The pediatric immunosuppression protocol used in the service is the same for all children. However, thymoglobulin is used in induction when panel >50% and was used more frequently in “heavier children” group children because of the higher number of re-KT in that group. We used more Cyclosporine than Tacrolimus in children in the “small children” group just because of the ease of swallowing this drug by younger children, as Cyclosporine is the only CNI available as a solution in the country. The difference in immunosuppression therapy between groups can represent a limitation of the study.

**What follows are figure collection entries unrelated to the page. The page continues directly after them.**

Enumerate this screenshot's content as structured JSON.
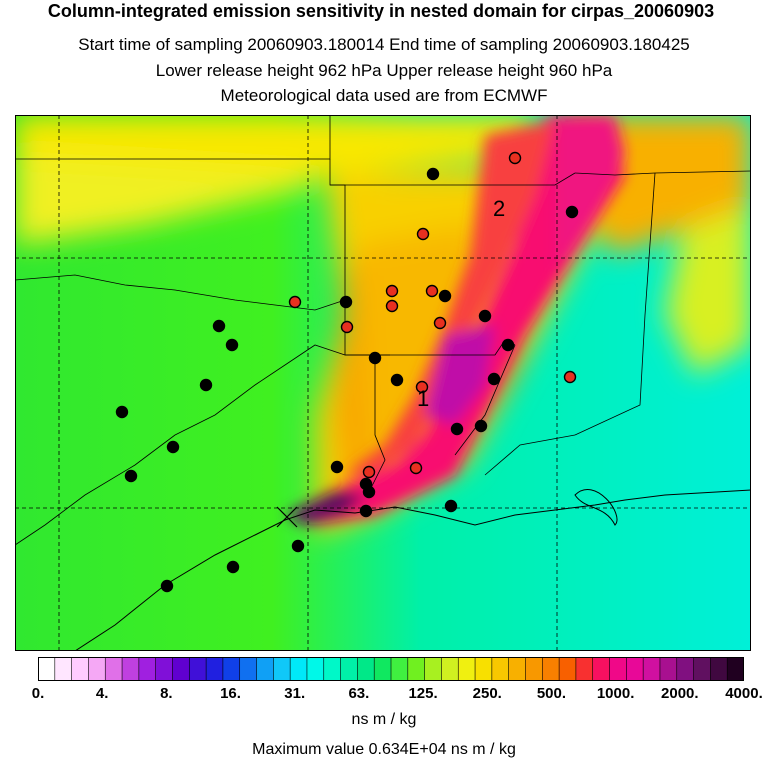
{
  "header": {
    "title": "Column-integrated emission sensitivity in nested domain for cirpas_20060903",
    "line2": "Start time of sampling 20060903.180014     End time of sampling 20060903.180425",
    "line3": "Lower release height  962 hPa       Upper release height  960 hPa",
    "line4": "Meteorological data used are from ECMWF"
  },
  "colorbar": {
    "labels": [
      "0.",
      "4.",
      "8.",
      "16.",
      "31.",
      "63.",
      "125.",
      "250.",
      "500.",
      "1000.",
      "2000.",
      "4000."
    ],
    "units": "ns m / kg",
    "colors": [
      "#ffffff",
      "#ffe6ff",
      "#ffccff",
      "#f5a8f5",
      "#e070e8",
      "#c040e0",
      "#a020e0",
      "#8010d8",
      "#6000d0",
      "#4010d8",
      "#2020e0",
      "#1040e8",
      "#1070f0",
      "#10a0f5",
      "#10c8f8",
      "#00e8f8",
      "#00f8e8",
      "#00f8c8",
      "#00f0a8",
      "#00e888",
      "#10e860",
      "#40f040",
      "#70f020",
      "#a8f020",
      "#d0f020",
      "#f0f010",
      "#f8e000",
      "#f8c800",
      "#f8b000",
      "#f89800",
      "#f88000",
      "#f86000",
      "#f83030",
      "#f81060",
      "#f00888",
      "#e80898",
      "#d010a0",
      "#a81090",
      "#801080",
      "#601060",
      "#400840",
      "#200020"
    ]
  },
  "max_value_text": "Maximum value  0.634E+04 ns m / kg",
  "map_labels": [
    "1",
    "2"
  ],
  "chart_data": {
    "type": "heatmap",
    "title": "Column-integrated emission sensitivity in nested domain for cirpas_20060903",
    "colorbar_scale": [
      0,
      4,
      8,
      16,
      31,
      63,
      125,
      250,
      500,
      1000,
      2000,
      4000
    ],
    "units": "ns m / kg",
    "max_value": 6340,
    "release_point_label": "release site (x marker)",
    "trajectory_cluster_labels": [
      "1",
      "2"
    ]
  }
}
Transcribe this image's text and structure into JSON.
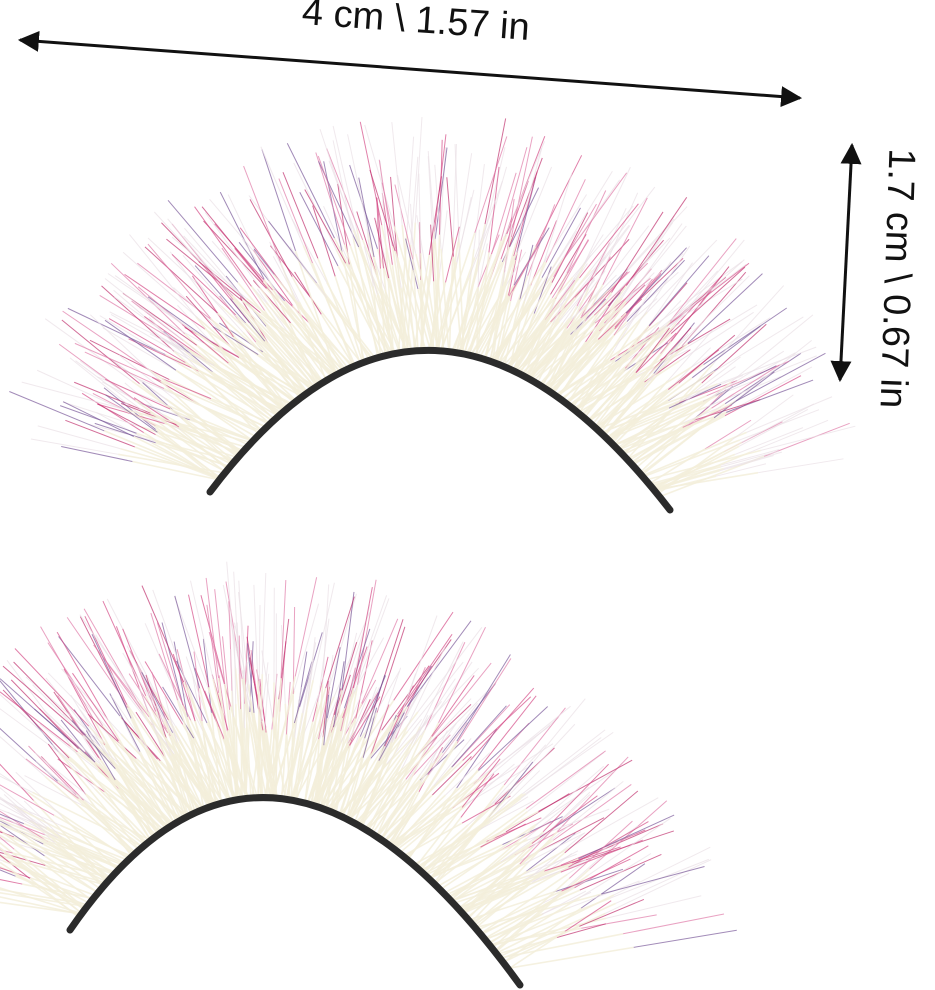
{
  "dimensions": {
    "width_label": "4 cm \\ 1.57 in",
    "height_label": "1.7 cm \\ 0.67 in"
  }
}
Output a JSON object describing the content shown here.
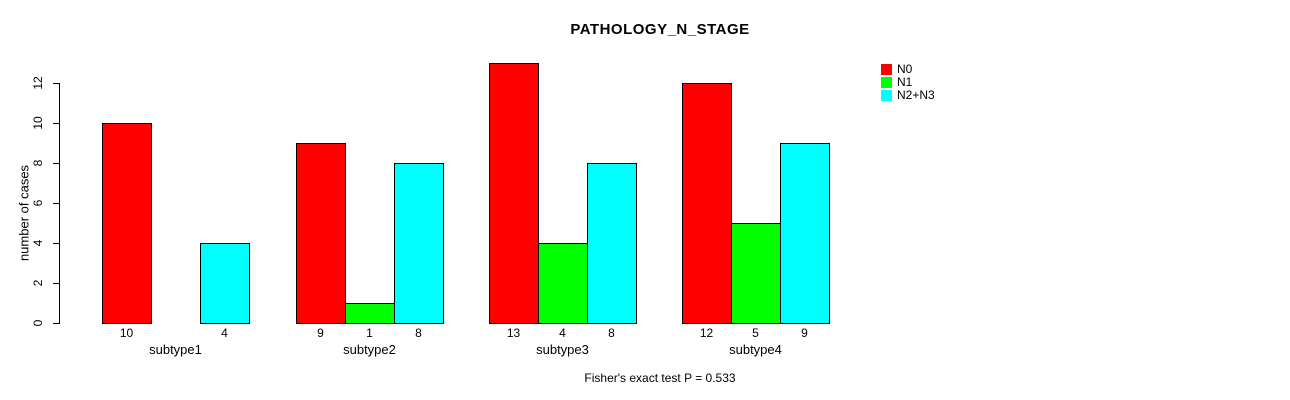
{
  "title": "PATHOLOGY_N_STAGE",
  "caption": "Fisher's exact test P = 0.533",
  "colors": {
    "n0": "#ff0000",
    "n1": "#00ff00",
    "n2n3": "#00ffff",
    "axis": "#000000"
  },
  "legend": {
    "items": [
      {
        "label": "N0",
        "color": "#ff0000"
      },
      {
        "label": "N1",
        "color": "#00ff00"
      },
      {
        "label": "N2+N3",
        "color": "#00ffff"
      }
    ]
  },
  "chart_data": {
    "type": "bar",
    "grouped": true,
    "title": "PATHOLOGY_N_STAGE",
    "xlabel": "",
    "ylabel": "number of cases",
    "categories": [
      "subtype1",
      "subtype2",
      "subtype3",
      "subtype4"
    ],
    "series": [
      {
        "name": "N0",
        "color": "#ff0000",
        "values": [
          10,
          9,
          13,
          12
        ]
      },
      {
        "name": "N1",
        "color": "#00ff00",
        "values": [
          0,
          1,
          4,
          5
        ]
      },
      {
        "name": "N2+N3",
        "color": "#00ffff",
        "values": [
          4,
          8,
          8,
          9
        ]
      }
    ],
    "bar_value_labels": [
      [
        10,
        null,
        4
      ],
      [
        9,
        1,
        8
      ],
      [
        13,
        4,
        8
      ],
      [
        12,
        5,
        9
      ]
    ],
    "yticks": [
      0,
      2,
      4,
      6,
      8,
      10,
      12
    ],
    "ylim": [
      0,
      13
    ],
    "grid": false,
    "legend_position": "right",
    "annotation": "Fisher's exact test P = 0.533"
  }
}
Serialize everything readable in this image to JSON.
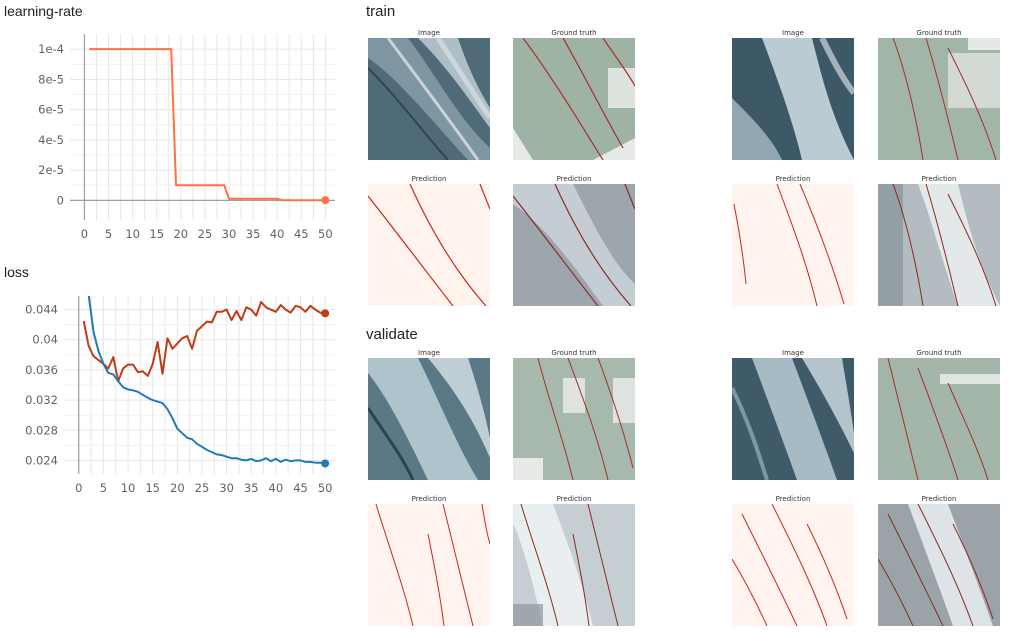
{
  "charts": {
    "lr_title": "learning-rate",
    "loss_title": "loss"
  },
  "sections": {
    "train": "train",
    "validate": "validate"
  },
  "chart_data": [
    {
      "type": "line",
      "title": "learning-rate",
      "x_ticks": [
        "0",
        "5",
        "10",
        "15",
        "20",
        "25",
        "30",
        "35",
        "40",
        "45",
        "50"
      ],
      "y_ticks": [
        "1e-4",
        "8e-5",
        "6e-5",
        "4e-5",
        "2e-5",
        "0"
      ],
      "xlim": [
        -3,
        52
      ],
      "ylim": [
        -1.3e-05,
        0.00011
      ],
      "grid": true,
      "series": [
        {
          "color": "#ff7043",
          "x": [
            1,
            18,
            19,
            29,
            30,
            40,
            41,
            50
          ],
          "y": [
            0.0001,
            0.0001,
            1e-05,
            1e-05,
            1e-06,
            1e-06,
            1e-07,
            1e-07
          ]
        }
      ]
    },
    {
      "type": "line",
      "title": "loss",
      "x_ticks": [
        "0",
        "5",
        "10",
        "15",
        "20",
        "25",
        "30",
        "35",
        "40",
        "45",
        "50"
      ],
      "y_ticks": [
        "0.044",
        "0.04",
        "0.036",
        "0.032",
        "0.028",
        "0.024"
      ],
      "y_tick_values": [
        0.044,
        0.04,
        0.036,
        0.032,
        0.028,
        0.024
      ],
      "xlim": [
        -3,
        52
      ],
      "ylim": [
        0.0222,
        0.0458
      ],
      "grid": true,
      "series": [
        {
          "color": "#c13b1b",
          "x": [
            1,
            2,
            3,
            4,
            5,
            6,
            7,
            8,
            9,
            10,
            11,
            12,
            13,
            14,
            15,
            16,
            17,
            18,
            19,
            20,
            21,
            22,
            23,
            24,
            25,
            26,
            27,
            28,
            29,
            30,
            31,
            32,
            33,
            34,
            35,
            36,
            37,
            38,
            39,
            40,
            41,
            42,
            43,
            44,
            45,
            46,
            47,
            48,
            49,
            50
          ],
          "y": [
            0.0425,
            0.0392,
            0.0378,
            0.0373,
            0.0368,
            0.0362,
            0.0377,
            0.0345,
            0.0362,
            0.0367,
            0.0367,
            0.0357,
            0.0358,
            0.0352,
            0.0368,
            0.0397,
            0.0355,
            0.0402,
            0.0388,
            0.0395,
            0.0402,
            0.0405,
            0.0388,
            0.0412,
            0.0418,
            0.0424,
            0.0423,
            0.0437,
            0.0437,
            0.044,
            0.0426,
            0.0438,
            0.0426,
            0.0443,
            0.044,
            0.0432,
            0.045,
            0.0443,
            0.044,
            0.0437,
            0.0446,
            0.044,
            0.0436,
            0.0445,
            0.0443,
            0.0437,
            0.0445,
            0.044,
            0.0436,
            0.0435
          ]
        },
        {
          "color": "#1f7ab8",
          "x": [
            2,
            3,
            4,
            5,
            6,
            7,
            8,
            9,
            10,
            11,
            12,
            13,
            14,
            15,
            16,
            17,
            18,
            19,
            20,
            21,
            22,
            23,
            24,
            25,
            26,
            27,
            28,
            29,
            30,
            31,
            32,
            33,
            34,
            35,
            36,
            37,
            38,
            39,
            40,
            41,
            42,
            43,
            44,
            45,
            46,
            47,
            48,
            49,
            50
          ],
          "y": [
            0.046,
            0.041,
            0.0385,
            0.0368,
            0.0356,
            0.0354,
            0.0345,
            0.0337,
            0.0334,
            0.0333,
            0.0331,
            0.0327,
            0.0323,
            0.032,
            0.0318,
            0.0316,
            0.0308,
            0.0296,
            0.0282,
            0.0276,
            0.027,
            0.0268,
            0.0262,
            0.0258,
            0.0254,
            0.0251,
            0.0248,
            0.0247,
            0.0245,
            0.0243,
            0.0243,
            0.0241,
            0.024,
            0.0242,
            0.0239,
            0.024,
            0.0243,
            0.0239,
            0.0242,
            0.0238,
            0.0241,
            0.0239,
            0.024,
            0.024,
            0.0238,
            0.0238,
            0.0237,
            0.0237,
            0.0236
          ]
        }
      ]
    }
  ],
  "tiles": {
    "labels": {
      "image": "Image",
      "ground_truth": "Ground truth",
      "prediction": "Prediction"
    },
    "corners": {
      "train_left": {
        "top_left": "3010",
        "bottom_left": "0000",
        "bottom_x0": "3429",
        "bottom_x1": "3674"
      },
      "train_right": {
        "top_left": "3044",
        "bottom_left": "0000",
        "bottom_x0": "3607",
        "bottom_x1": "3852"
      },
      "val_left": {
        "top_left": "3020",
        "bottom_left": "0000",
        "bottom_x0": "3449",
        "bottom_x1": "3692"
      },
      "val_right": {
        "top_left": "3040",
        "bottom_left": "0000",
        "bottom_x0": "3492",
        "bottom_x1": "3737"
      }
    }
  }
}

Despite challenges in the care of ESRD small children mentioned above, the short- and medium-term KT results were similar to the “heavier children” group, as also reported in the literature. Younger children require more vigorous posttransplant hydration to maintain adequate graft perfusion, which may justify significantly longer hospitalization time among children in “small children” group.38

In our study, there was no higher incidence of renal thrombosis in children from the “small children” group, and the incidence of thrombosis is in the average described for this population, which is typically about 0%–12%. Extraperitoneal placement of the graft was the surgical technique in both groups, and the strategy for vascular anastomosis has been previously described by our team.39 The smaller the size of the child, the smaller the diameter of their blood vessels, and, consequently, the more significant technical difficulty for vascular anastomosis during KT and the potential higher risk for renal graft vascular thrombosis. The experience of the group of surgeons operating in a large KT center in young children may have contributed to the reduced number of reoperations and thrombosis. PTLD is one of the most-feared complications in KT of children and is more frequent in younger children with EBV-negative serology before KT, a situation found in children from “small children” group.40-42 Fortunately, there was no higher incidence of PTLD in children from the “small children” group during the study follow-up, and the incidence of PTLD cases was similar to that described in the literature.41


The strategy of creating a center specialized in KT of children ≤15 kg combined with shared patient care, professional training, and stimulating research in the area was very satisfactory, allowing an improvement in the number of KT in young children with excellent results. We believe this experience may be useful in other locations.